When an autonomous vehicle interacts with other traffic participants, the awareness of the intentions of these participants strongly impacts the safety and reliability of its decision-making. Fig. 1 shows an intersection case where an ego vehicle (EV) plans a left turn while avoiding collisions with opponent vehicles (OVs) and pedestrians from the opposite direction. Understanding the intentions of these participants (e.g., moving fast or slowly) facilitates the design of a safe and flexible policy.

intersection

Figure 1. An intersection scenario.

Approach

This project provides a correct-by-design solution for intention-aware control of uncertain autonomous agents. By formulating unknown intentions of traffic participants as discrete-valued random variables, we derive a stochastic control problem for epistemically uncertain agents with a belief-space specification. In this way, the risk is quantified as the probability of not satisfying certain belief-space specifications, and the control problem is aimed to restrict the risk with a predefined threshold. Then, we use stochastic expansion to convert this challenging stochastic control problem into a tractable deterministic control problem with an STL specification. This allows us to solve a challenging intention-aware control problem using off-the-shelf tools, such as shrinking-horizon MPC based on Mixed-Integer Planning (MIP). With assumed intention models, the solved intention-aware controller allows automatic policy adjustment and ensures strict risk limitation.

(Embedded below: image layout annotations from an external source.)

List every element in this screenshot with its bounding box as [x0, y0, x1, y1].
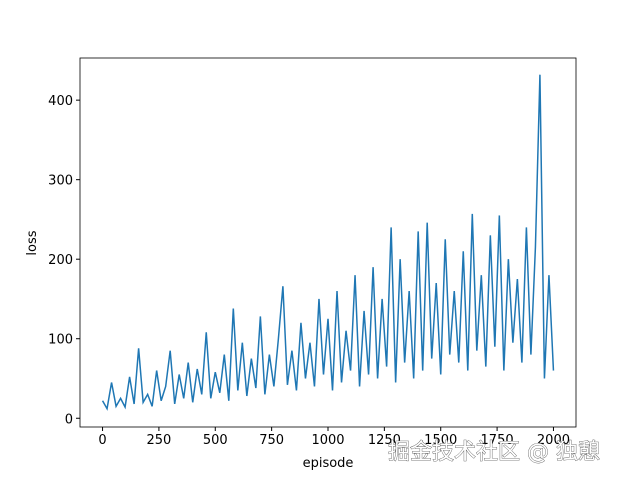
x-tick-label: 0	[98, 433, 106, 448]
x-axis-label: episode	[303, 456, 354, 471]
x-tick-label: 1000	[311, 433, 344, 448]
x-tick-label: 1250	[368, 433, 401, 448]
x-tick-label: 750	[259, 433, 284, 448]
x-tick-label: 500	[203, 433, 228, 448]
x-tick-label: 250	[146, 433, 171, 448]
y-tick-label: 0	[65, 412, 73, 427]
y-tick-label: 200	[48, 253, 73, 268]
y-tick-label: 100	[48, 333, 73, 348]
plot-frame	[79, 57, 577, 428]
data-line	[101, 74, 555, 411]
y-tick-label: 400	[48, 94, 73, 109]
x-tick-label: 2000	[537, 433, 570, 448]
x-tick-label: 1500	[424, 433, 457, 448]
watermark: 掘金技术社区 @ 独憩	[388, 440, 600, 465]
x-tick-label: 1750	[481, 433, 514, 448]
y-tick-label: 300	[48, 174, 73, 189]
y-axis-label: loss	[25, 230, 40, 255]
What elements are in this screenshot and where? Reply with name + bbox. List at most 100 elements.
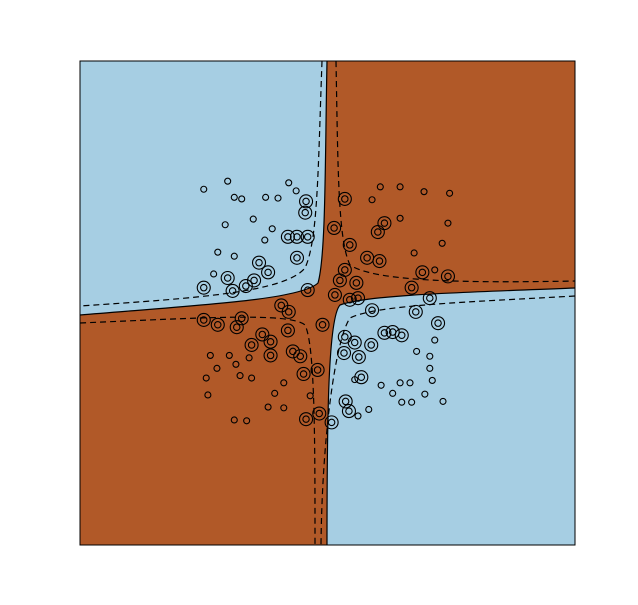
support-vector: [394, 328, 409, 343]
ring-inner: [368, 306, 376, 315]
ring-inner: [341, 397, 350, 406]
plot-frame: [79, 60, 576, 546]
point: [274, 194, 282, 202]
ring-inner: [258, 330, 267, 339]
point: [224, 177, 232, 185]
ring-outer: [338, 394, 353, 409]
point: [261, 236, 269, 244]
ring-inner: [296, 352, 305, 360]
support-vector: [261, 265, 276, 280]
region-blue: [80, 61, 327, 315]
ring-outer: [415, 265, 430, 280]
ring-outer: [372, 254, 387, 269]
ring-inner: [302, 197, 310, 206]
support-vector: [324, 415, 339, 430]
ring-outer: [324, 415, 339, 430]
ring-inner: [346, 296, 354, 304]
ring-outer: [263, 334, 278, 349]
ring-outer: [337, 191, 352, 206]
ring-outer: [394, 328, 409, 343]
ring-outer: [408, 304, 423, 319]
ring-inner: [444, 272, 452, 281]
ring-outer: [315, 317, 330, 332]
point: [413, 347, 421, 355]
support-vector: [338, 394, 353, 409]
ring-inner: [345, 407, 353, 415]
point: [204, 391, 212, 399]
ring-outer: [310, 362, 325, 378]
support-vector: [300, 229, 315, 244]
ring-outer: [332, 273, 347, 288]
ring-inner: [250, 276, 258, 285]
ring-outer: [238, 279, 253, 294]
support-vector: [336, 345, 352, 361]
point: [396, 379, 404, 387]
ring-outer: [220, 270, 235, 286]
ring-outer: [350, 291, 366, 306]
point: [398, 398, 406, 406]
support-vector: [422, 291, 437, 306]
ring-outer: [351, 349, 366, 365]
margin: [320, 295, 576, 546]
ring-outer: [354, 370, 369, 385]
ring-outer: [280, 323, 295, 338]
point: [271, 389, 279, 397]
support-vector: [300, 283, 315, 298]
point: [431, 266, 439, 274]
point: [426, 364, 434, 372]
margin: [335, 60, 576, 283]
point: [444, 219, 452, 227]
support-vector: [347, 335, 362, 350]
ring-inner: [380, 219, 389, 227]
ring-outer: [349, 275, 364, 290]
decision-boundary: [79, 60, 328, 316]
point: [396, 214, 404, 222]
ring-outer: [342, 292, 357, 307]
ring-outer: [300, 283, 315, 298]
point: [438, 239, 446, 247]
point: [408, 398, 416, 406]
ring-inner: [418, 268, 427, 277]
point: [200, 185, 208, 193]
point: [206, 351, 214, 359]
point: [426, 352, 434, 360]
support-vector: [234, 311, 249, 326]
ring-inner: [242, 282, 250, 290]
ring-inner: [303, 233, 312, 241]
ring-outer: [289, 229, 305, 244]
ring-outer: [377, 216, 392, 231]
ring-inner: [426, 294, 434, 302]
point: [225, 351, 233, 359]
ring-inner: [327, 418, 336, 427]
ring-outer: [298, 205, 313, 220]
support-vector: [372, 254, 387, 269]
support-vector: [296, 366, 311, 382]
ring-inner: [315, 409, 323, 418]
ring-outer: [341, 404, 357, 419]
margin: [79, 60, 323, 307]
support-vector: [408, 304, 423, 319]
point: [354, 412, 362, 420]
ring-inner: [363, 254, 371, 262]
support-vector: [312, 406, 327, 421]
ring-inner: [412, 308, 420, 316]
ring-inner: [255, 258, 263, 267]
ring-inner: [340, 349, 348, 357]
point: [431, 336, 439, 344]
ring-inner: [277, 301, 286, 310]
point: [280, 379, 288, 387]
support-vector: [244, 337, 259, 352]
support-vector: [310, 362, 325, 378]
ring-inner: [331, 291, 339, 299]
support-vector: [327, 287, 342, 302]
ring-inner: [301, 208, 309, 217]
ring-inner: [357, 373, 366, 381]
point: [410, 249, 418, 257]
point: [230, 193, 238, 201]
ring-inner: [354, 294, 362, 302]
point: [428, 376, 436, 384]
support-vector: [404, 280, 419, 295]
ring-outer: [210, 317, 225, 332]
ring-outer: [251, 255, 267, 270]
ring-inner: [264, 268, 272, 277]
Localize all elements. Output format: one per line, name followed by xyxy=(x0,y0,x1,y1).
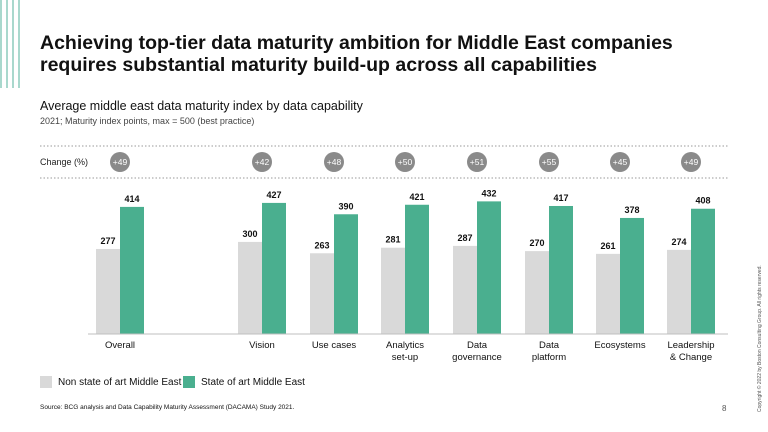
change-badge-value: +45 xyxy=(613,157,628,167)
bar-non-state xyxy=(381,247,405,334)
bar-state xyxy=(405,204,429,334)
decorative-stripes xyxy=(0,0,26,88)
bar-non-state xyxy=(667,249,691,334)
data-label-non-state: 277 xyxy=(100,236,115,246)
data-label-state: 427 xyxy=(266,190,281,200)
page-title: Achieving top-tier data maturity ambitio… xyxy=(40,32,673,76)
data-label-state: 378 xyxy=(624,205,639,215)
change-badge-value: +49 xyxy=(684,157,699,167)
data-label-non-state: 274 xyxy=(671,237,686,247)
legend-swatch-non-state xyxy=(40,376,52,388)
bar-non-state xyxy=(525,251,549,334)
bar-non-state xyxy=(453,245,477,334)
bar-state xyxy=(691,208,715,334)
change-badge-value: +48 xyxy=(327,157,342,167)
change-badge xyxy=(110,152,130,172)
category-label: Overall xyxy=(105,340,135,351)
category-label: Use cases xyxy=(312,340,357,351)
page-number: 8 xyxy=(722,404,727,413)
bar-state xyxy=(549,205,573,334)
category-label: Leadership & Change xyxy=(667,340,714,363)
data-label-non-state: 300 xyxy=(242,229,257,239)
change-badge-value: +42 xyxy=(255,157,270,167)
change-badge xyxy=(467,152,487,172)
change-badge xyxy=(681,152,701,172)
bar-non-state xyxy=(310,253,334,334)
data-label-state: 417 xyxy=(553,193,568,203)
change-badge-value: +50 xyxy=(398,157,413,167)
change-badge xyxy=(252,152,272,172)
data-label-non-state: 270 xyxy=(529,238,544,248)
bar-non-state xyxy=(596,253,620,334)
change-badge xyxy=(395,152,415,172)
bar-state xyxy=(477,201,501,334)
legend-swatch-state xyxy=(183,376,195,388)
chart-subnote: 2021; Maturity index points, max = 500 (… xyxy=(40,116,255,126)
change-badge-value: +49 xyxy=(113,157,128,167)
copyright-note: Copyright © 2022 by Boston Consulting Gr… xyxy=(757,265,763,412)
data-label-state: 432 xyxy=(481,188,496,198)
legend-non-state: Non state of art Middle East xyxy=(40,376,181,388)
category-label: Ecosystems xyxy=(594,340,645,351)
change-label: Change (%) xyxy=(40,157,88,167)
data-label-non-state: 263 xyxy=(314,240,329,250)
legend-state: State of art Middle East xyxy=(183,376,305,388)
category-label: Analytics set-up xyxy=(386,340,424,363)
data-label-non-state: 261 xyxy=(600,241,615,251)
bar-chart: Change (%) +49 277 414 Overall +42 300 427 Visio… xyxy=(40,145,728,363)
bar-state xyxy=(620,217,644,334)
data-label-state: 414 xyxy=(124,194,139,204)
change-badge-value: +55 xyxy=(542,157,557,167)
source-note: Source: BCG analysis and Data Capability… xyxy=(40,404,295,411)
change-badge xyxy=(610,152,630,172)
data-label-non-state: 281 xyxy=(385,235,400,245)
change-badge xyxy=(539,152,559,172)
chart-subtitle: Average middle east data maturity index … xyxy=(40,99,363,113)
category-label: Vision xyxy=(249,340,275,351)
bar-state xyxy=(120,206,144,334)
category-label: Data platform xyxy=(532,340,566,363)
bar-state xyxy=(262,202,286,334)
data-label-state: 421 xyxy=(409,192,424,202)
category-label: Data governance xyxy=(452,340,502,363)
bar-non-state xyxy=(238,241,262,334)
legend-label-state: State of art Middle East xyxy=(201,376,305,388)
data-label-non-state: 287 xyxy=(457,233,472,243)
bar-non-state xyxy=(96,248,120,334)
bar-state xyxy=(334,214,358,334)
data-label-state: 390 xyxy=(338,201,353,211)
data-label-state: 408 xyxy=(695,196,710,206)
change-badge-value: +51 xyxy=(470,157,485,167)
legend-label-non-state: Non state of art Middle East xyxy=(58,376,182,388)
change-badge xyxy=(324,152,344,172)
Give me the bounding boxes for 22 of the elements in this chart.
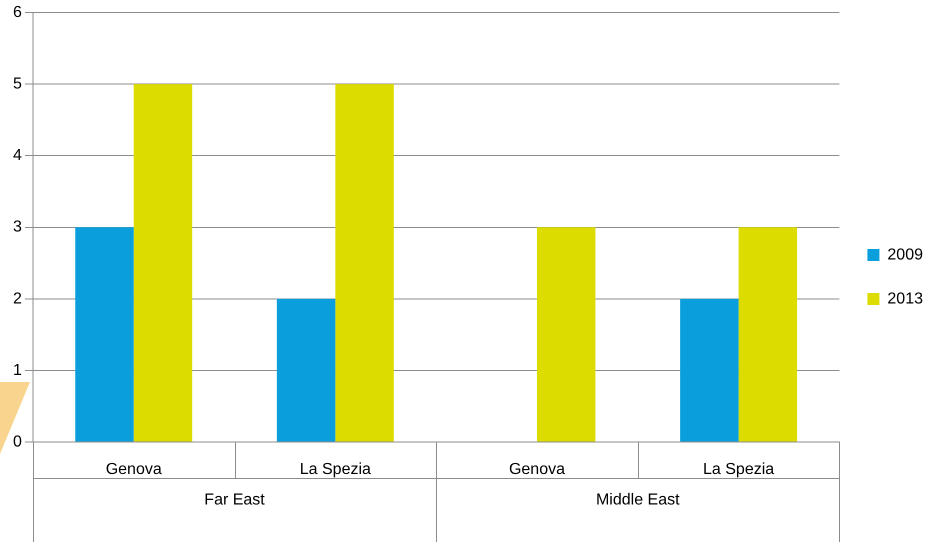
x-tick-label: Genova xyxy=(106,461,162,478)
bar xyxy=(75,227,134,442)
y-tick-label: 5 xyxy=(12,76,22,93)
x-tick-label: La Spezia xyxy=(300,461,372,478)
legend-label: 2013 xyxy=(887,290,924,308)
bar xyxy=(134,84,192,442)
y-tick-label: 4 xyxy=(12,147,22,164)
legend-label: 2009 xyxy=(887,246,924,264)
bar xyxy=(738,227,798,442)
x-tick-label: Genova xyxy=(508,461,566,478)
y-tick-label: 3 xyxy=(12,218,22,236)
text: Far East xyxy=(204,491,266,508)
x-tick-label: La Spezia xyxy=(703,461,774,478)
bar xyxy=(680,298,739,442)
y-tick-label: 1 xyxy=(12,362,22,379)
bar xyxy=(536,227,596,442)
y-tick-label: 2 xyxy=(12,290,22,308)
y-tick-label: 6 xyxy=(12,4,22,22)
bar xyxy=(276,298,336,442)
text: Middle East xyxy=(596,491,680,508)
y-tick-label: 0 xyxy=(12,433,22,450)
bar xyxy=(335,84,394,442)
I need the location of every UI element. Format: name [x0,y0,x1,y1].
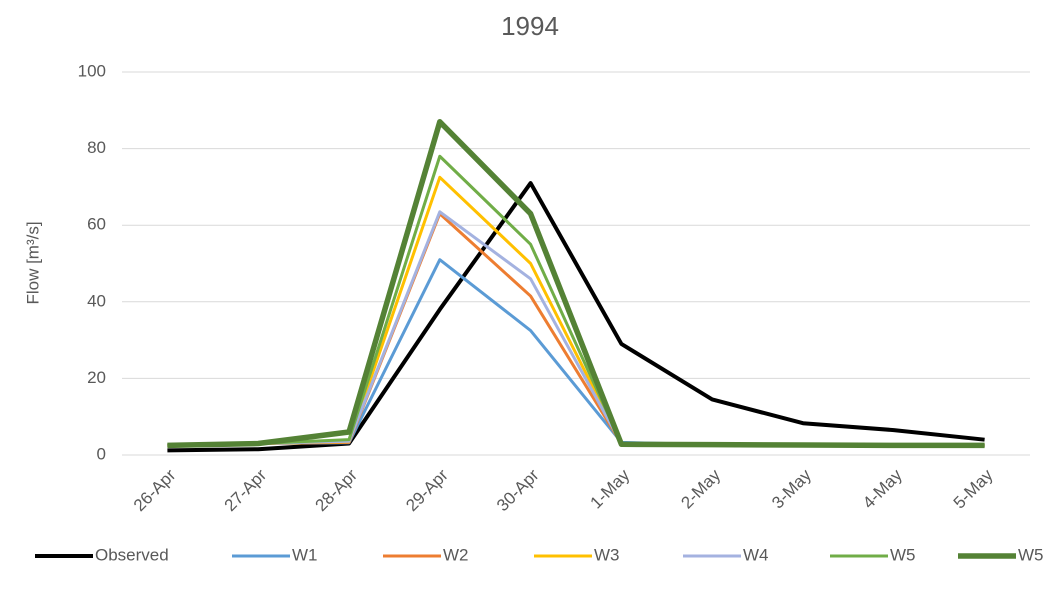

Fig. 2 shows the comparison between a conventional no-aware controller and the proposed intent-aware controller. The blue blocks are sampled OVs subject to a multi-modal distribution, corresponding to speeding up, constant speed, and slow down intents. The results clearly show that the EV with a no-aware controller may collide with a speeding up OV, while the intent-aware vehicle can effectively avoid collision with all possible OVs.

intersection intersection

Figure 2. The comparison between no-aware (left) and intent-aware (right) controllers.

Installation

Requirements

Operating system

  • Windows (compatible in general, succeed on 11)
  • Linux (compatible in general, succeed on 20.04)
  • MacOS (compatible in general, succeed on 13.4.1)

Python Environment

  • Python 3.11
  • Required Packages: numpy, numpoly, scipy, treelib, matplotlib, importlib-metadata.

Required Libraries

Quick Installation

  1. Install conda following this instruction;

  2. Open the conda shell, and create an independent project environment;

conda create --name intentaware python=3.11
  1. In the same shell, activate the created environment
conda activate intentaware
  1. In the same shell, within the intentaware environment, install the dependencies one by one
conda install -c anaconda numpy
conda install -c conda-forge numpoly
conda install -c anaconda scipy
conda install -c conda-forge treelib
conda install -c conda-forge matplotlib
conda install -c conda-forge importlib_metadata
  1. In the same shell, within the intentaware environment, install the libraries gurobipy, stlpy, and chaospy:
python -m pip install gurobipy
pip install stlpy
pip install chaospy
  1. Last but not least, activate the gurobi license (See How To). Note that this project is compatible with gurobi Released version 11.0.1. Keep your gurobi updated in case of incompatibility.

Quick Run

  • Lead to the example directory;
  • Lead to the overtaking or the intersection folder;
  • Run the main script main.py;
  • Rendering constraints may take up to 1 to 2 minutes, depending on the computational performance;
  • Plotted figures automatically saved in the data subfolder.

Special visualization functions

If using config/record function, be sure to install ffmpeg first and make sure its installation folder shows up in the PATH environmental variable.

License

This project is with a BSD-3 license, refer to LICENSE for details.